Why You’ll Never See a Star Trek: Deep Space Nine Remaster
Star Trek’s voyage into HD crowned The Next Generation, but die-hards are still rallying for Deep Space Nine to finally get the remaster treatment.
Star Trek fans have been asking two different questions lately: why can I still not watch Deep Space Nine in crisp HD, and what on earth is going on with the movies? Let’s hit both, because there’s a lot happening on the TV and film sides of the quadrant.
Why DS9 still isn’t remastered like TNG
Star Trek: The Next Generation made the leap to high definition years ago. Deep Space Nine did not, and there’s a very specific, very nerdy reason for that.
Back in 2013, TrekCore checked in with folks who actually built DS9’s effects, including Robert Bonchune — a former senior CG supervisor who worked across the post-TNG era shows and picked up multiple Emmys along the way. He explained that DS9’s effects were split between two shops, Digital Muse and Foundation Imaging, and the later seasons are where things get gnarly.
It is much more difficult for the last three seasons because of the combination of CG and motion control — and when there was CG, it was usually those massive, full-blown war scenes. Going back and revisiting it isn’t as simple as just hitting render.
Translation: those big Dominion War battles mixed digital ships with footage shot on motion-control rigs. To remaster that for HD, you’re not just upscaling — you’re digging up or rebuilding old 3D assets, redoing composites, and re-marrying everything with the original photography. TrekCore also flagged Voyager as facing the same kind of headache. In short, DS9 and Voyager would be expensive, time-consuming, and messy to redo properly, which is why they haven’t magically appeared in HD the way TNG did.
A quick DS9 refresher (and yes, the cast ruled)
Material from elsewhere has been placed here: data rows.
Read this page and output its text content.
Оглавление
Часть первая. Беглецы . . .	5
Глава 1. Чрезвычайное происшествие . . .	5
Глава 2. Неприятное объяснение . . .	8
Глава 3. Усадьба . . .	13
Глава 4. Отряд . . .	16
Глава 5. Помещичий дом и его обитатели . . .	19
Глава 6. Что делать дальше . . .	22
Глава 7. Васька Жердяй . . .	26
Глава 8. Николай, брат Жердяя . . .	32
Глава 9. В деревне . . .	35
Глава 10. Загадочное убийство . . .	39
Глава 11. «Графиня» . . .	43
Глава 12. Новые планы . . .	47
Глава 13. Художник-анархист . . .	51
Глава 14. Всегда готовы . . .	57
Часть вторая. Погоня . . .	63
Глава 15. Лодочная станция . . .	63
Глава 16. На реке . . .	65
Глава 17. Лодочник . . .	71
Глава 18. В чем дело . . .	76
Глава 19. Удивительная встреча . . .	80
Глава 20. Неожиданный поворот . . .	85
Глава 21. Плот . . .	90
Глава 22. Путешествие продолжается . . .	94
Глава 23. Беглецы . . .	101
Deep Space Nine premiered in 1993 and ran seven seasons. The ensemble is stacked: Avery Brooks (you’ve seen him in The Big Hit and American History X), Nana Visitor, Terry Farrell, and Alexander Siddig (credited on projects like Hannibal and Deliver Us) are all in the mix. Over on TNG, you’ve got the now-legendary crew led by Patrick Stewart, plus Michael Dorn and Jonathan Frakes.
The movie side: a new era, but not the one you’re expecting
On the film front, there’s movement — and it’s not what long-time Kelvin timeline fans were hoping for. In November, ComicBook.com reported that after the Skydance-Paramount merger, the studio is prioritizing new Star Trek movies. But the long-discussed fourth Kelvin film? Reportedly shelved. Instead, Paramount is steering into a different Trek project with a new cast. So yeah, sounds like it’s goodbye (for now) to Chris Pine’s Kirk, Zoe Saldana’s Uhura, Zachary Quinto’s Spock, and the rest of that crew.
Also worth noting: with the Mission: Impossible series winding down, Paramount may be looking to plant the Star Trek flag as its main event franchise again. That tracks.
Where to watch the existing Kelvin trilogy
- Star Trek (2009) — IMDb: 7.9/10, Rotten Tomatoes: 94%, streaming on Paramount+
- Star Trek Into Darkness (2013) — IMDb: 7.7/10, Rotten Tomatoes: 84%, streaming on Paramount+
- Star Trek Beyond (2016) — IMDb: 7/10, Rotten Tomatoes: 86%, streaming on Paramount+
Bottom line: DS9 in HD is still a heavy lift because of how the show mixed practical and digital effects during those war-heavy later seasons. Meanwhile, the movies are shifting into a new phase without the Kelvin cast. Not the update everyone wanted, but at least it means fresh warp trails on the horizon.